Il leur apporte des financements mais aussi de l’accompagnement, du soutien et du conseil. Sa croissance était forte avant la pandémie. Elle ne s’est pas ralentie depuis. Il contribue à la formalisation de ses bénéficiaires. Il pourrait faire plus, dans l’intérêt de tous. Ses problèmes sont connus. Leurs solutions le sont tout autant. Elles sont mises en œuvre ailleurs. Il suffit que nous nous en inspirions pour que le secteur apporte une contribution significative au financement, à l’accompagnement et à l’épanouissement de bien des laissés pour compte, des exclus de la finance traditionnelle.
Nous devons changer le regard porté en Tunisie sur le monde coopératif et nous débarrasser de la suspicion et de l’amalgame hérités des années soixante et de l’expérience du collectivisme d’État. Le monde agricole, caractérisé aujourd’hui par le morcellement de la propriété, les difficultés d’accès au financement, la faible mécanisation, a besoin plus que jamais d’unir ses forces et de créer des regroupements coopératifs, créateurs de valeur, dans les services de proximité. Dans un tout autre rayon, la Loi n°2018-46 du 1er août 2018, portant déclaration des biens et des intérêts, de la lutte contre l’enrichissement illicite et le conflit d’intérêt dans le secteur public, partait d’une excellente initiative, celle de prévenir la corruption et l’enrichissement illicite. Elle a ratissé très large.

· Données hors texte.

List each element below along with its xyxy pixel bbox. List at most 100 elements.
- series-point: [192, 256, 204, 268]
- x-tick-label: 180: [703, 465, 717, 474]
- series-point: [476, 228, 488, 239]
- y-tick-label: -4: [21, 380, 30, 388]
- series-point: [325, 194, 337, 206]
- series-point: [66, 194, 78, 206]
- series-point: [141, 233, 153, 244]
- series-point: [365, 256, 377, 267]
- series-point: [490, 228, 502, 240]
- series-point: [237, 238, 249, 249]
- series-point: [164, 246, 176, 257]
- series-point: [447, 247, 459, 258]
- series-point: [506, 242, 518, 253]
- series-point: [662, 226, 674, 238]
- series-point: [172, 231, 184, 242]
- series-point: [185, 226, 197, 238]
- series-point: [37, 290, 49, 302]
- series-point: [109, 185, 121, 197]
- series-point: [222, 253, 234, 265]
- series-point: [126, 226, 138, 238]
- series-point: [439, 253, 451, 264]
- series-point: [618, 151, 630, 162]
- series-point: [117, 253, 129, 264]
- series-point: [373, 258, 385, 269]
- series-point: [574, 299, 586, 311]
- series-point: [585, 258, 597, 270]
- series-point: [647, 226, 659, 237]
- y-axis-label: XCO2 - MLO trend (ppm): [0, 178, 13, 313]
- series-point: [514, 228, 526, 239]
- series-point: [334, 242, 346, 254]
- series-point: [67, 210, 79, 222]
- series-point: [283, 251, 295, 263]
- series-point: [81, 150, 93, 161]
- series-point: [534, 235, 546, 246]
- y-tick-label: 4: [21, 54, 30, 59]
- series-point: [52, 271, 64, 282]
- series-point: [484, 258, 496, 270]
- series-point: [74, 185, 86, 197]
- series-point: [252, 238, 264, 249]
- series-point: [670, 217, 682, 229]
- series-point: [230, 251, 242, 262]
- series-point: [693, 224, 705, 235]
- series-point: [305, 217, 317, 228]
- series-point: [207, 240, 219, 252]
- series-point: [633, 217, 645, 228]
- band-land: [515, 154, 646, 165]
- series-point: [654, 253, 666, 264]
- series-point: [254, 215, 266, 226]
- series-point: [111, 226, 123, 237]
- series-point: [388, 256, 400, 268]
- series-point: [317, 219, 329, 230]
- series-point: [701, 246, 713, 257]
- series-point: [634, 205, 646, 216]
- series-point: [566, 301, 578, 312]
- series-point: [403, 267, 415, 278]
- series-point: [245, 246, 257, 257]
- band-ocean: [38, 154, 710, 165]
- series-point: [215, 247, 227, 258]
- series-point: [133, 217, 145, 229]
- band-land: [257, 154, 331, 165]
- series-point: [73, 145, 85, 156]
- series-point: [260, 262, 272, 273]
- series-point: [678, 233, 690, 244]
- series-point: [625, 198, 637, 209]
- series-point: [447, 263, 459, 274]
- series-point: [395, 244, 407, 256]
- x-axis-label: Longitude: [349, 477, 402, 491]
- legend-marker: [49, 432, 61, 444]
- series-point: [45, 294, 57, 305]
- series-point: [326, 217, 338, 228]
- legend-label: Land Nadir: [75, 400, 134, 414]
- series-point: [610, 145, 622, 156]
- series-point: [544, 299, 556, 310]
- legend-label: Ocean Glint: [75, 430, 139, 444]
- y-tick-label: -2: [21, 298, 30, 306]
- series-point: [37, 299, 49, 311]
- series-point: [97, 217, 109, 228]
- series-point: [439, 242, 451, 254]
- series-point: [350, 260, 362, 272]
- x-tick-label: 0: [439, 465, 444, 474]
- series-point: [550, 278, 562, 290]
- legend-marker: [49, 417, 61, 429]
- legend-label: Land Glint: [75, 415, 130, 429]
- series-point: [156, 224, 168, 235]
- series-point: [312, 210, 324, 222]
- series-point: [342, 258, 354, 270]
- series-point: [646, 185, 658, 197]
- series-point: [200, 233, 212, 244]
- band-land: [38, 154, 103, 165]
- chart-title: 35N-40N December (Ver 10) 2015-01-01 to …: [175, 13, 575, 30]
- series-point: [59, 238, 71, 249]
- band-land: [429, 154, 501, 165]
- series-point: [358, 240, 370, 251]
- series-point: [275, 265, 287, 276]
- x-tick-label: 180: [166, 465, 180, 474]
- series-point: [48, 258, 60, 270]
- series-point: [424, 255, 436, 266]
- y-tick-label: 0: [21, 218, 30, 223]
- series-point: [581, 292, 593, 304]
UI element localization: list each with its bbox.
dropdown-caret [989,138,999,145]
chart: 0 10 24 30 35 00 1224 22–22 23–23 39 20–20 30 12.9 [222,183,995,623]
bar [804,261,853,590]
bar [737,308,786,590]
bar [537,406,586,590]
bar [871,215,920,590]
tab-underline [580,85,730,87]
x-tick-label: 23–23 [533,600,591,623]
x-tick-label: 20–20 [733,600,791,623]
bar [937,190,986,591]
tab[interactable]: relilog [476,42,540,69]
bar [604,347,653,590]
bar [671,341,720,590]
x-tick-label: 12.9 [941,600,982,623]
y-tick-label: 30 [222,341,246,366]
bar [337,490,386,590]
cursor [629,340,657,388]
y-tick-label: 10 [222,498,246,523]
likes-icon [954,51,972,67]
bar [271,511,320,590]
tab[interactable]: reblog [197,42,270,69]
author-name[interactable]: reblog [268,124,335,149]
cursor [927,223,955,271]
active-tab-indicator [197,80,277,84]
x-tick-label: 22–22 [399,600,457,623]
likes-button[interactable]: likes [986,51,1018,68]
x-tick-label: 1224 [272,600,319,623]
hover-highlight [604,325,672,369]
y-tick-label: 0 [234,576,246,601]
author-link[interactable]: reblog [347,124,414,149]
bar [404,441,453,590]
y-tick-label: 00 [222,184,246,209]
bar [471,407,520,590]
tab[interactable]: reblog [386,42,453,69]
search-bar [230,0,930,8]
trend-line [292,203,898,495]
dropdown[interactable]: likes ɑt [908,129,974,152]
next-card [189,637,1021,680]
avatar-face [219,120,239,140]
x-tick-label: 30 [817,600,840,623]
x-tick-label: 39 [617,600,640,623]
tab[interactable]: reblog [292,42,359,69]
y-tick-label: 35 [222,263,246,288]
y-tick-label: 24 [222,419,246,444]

Contre tout bon sens, elle a imposé une déclaration aux dirigeants de toutes les associations en Tunisie, quel qu’en soit l’objet ou la taille. Mais « Qui trop embrasse mal étreint ». L’effet insidieux de cette généralisation n’aura pas favorisé le travail associatif et par conséquent l’ESS. L’économie sociale est solidaire a besoin d’une triple reconnaissance en Tunisie : politique, juridique et statistique. Les éléments d’une stratégie nationale de l’ESS sont définis depuis au moins 2017. Une étude conjointe entre le MDCI et le PNUD avait retenu trois grands objectifs de la stratégie : bâtir un troisième secteur, contribuer au développement durable et réduire la vulnérabilité socio-économique des populations. Tout est dit, le plan d’actions est esquissé. Il manque la volonté politique, la vision et la détermination.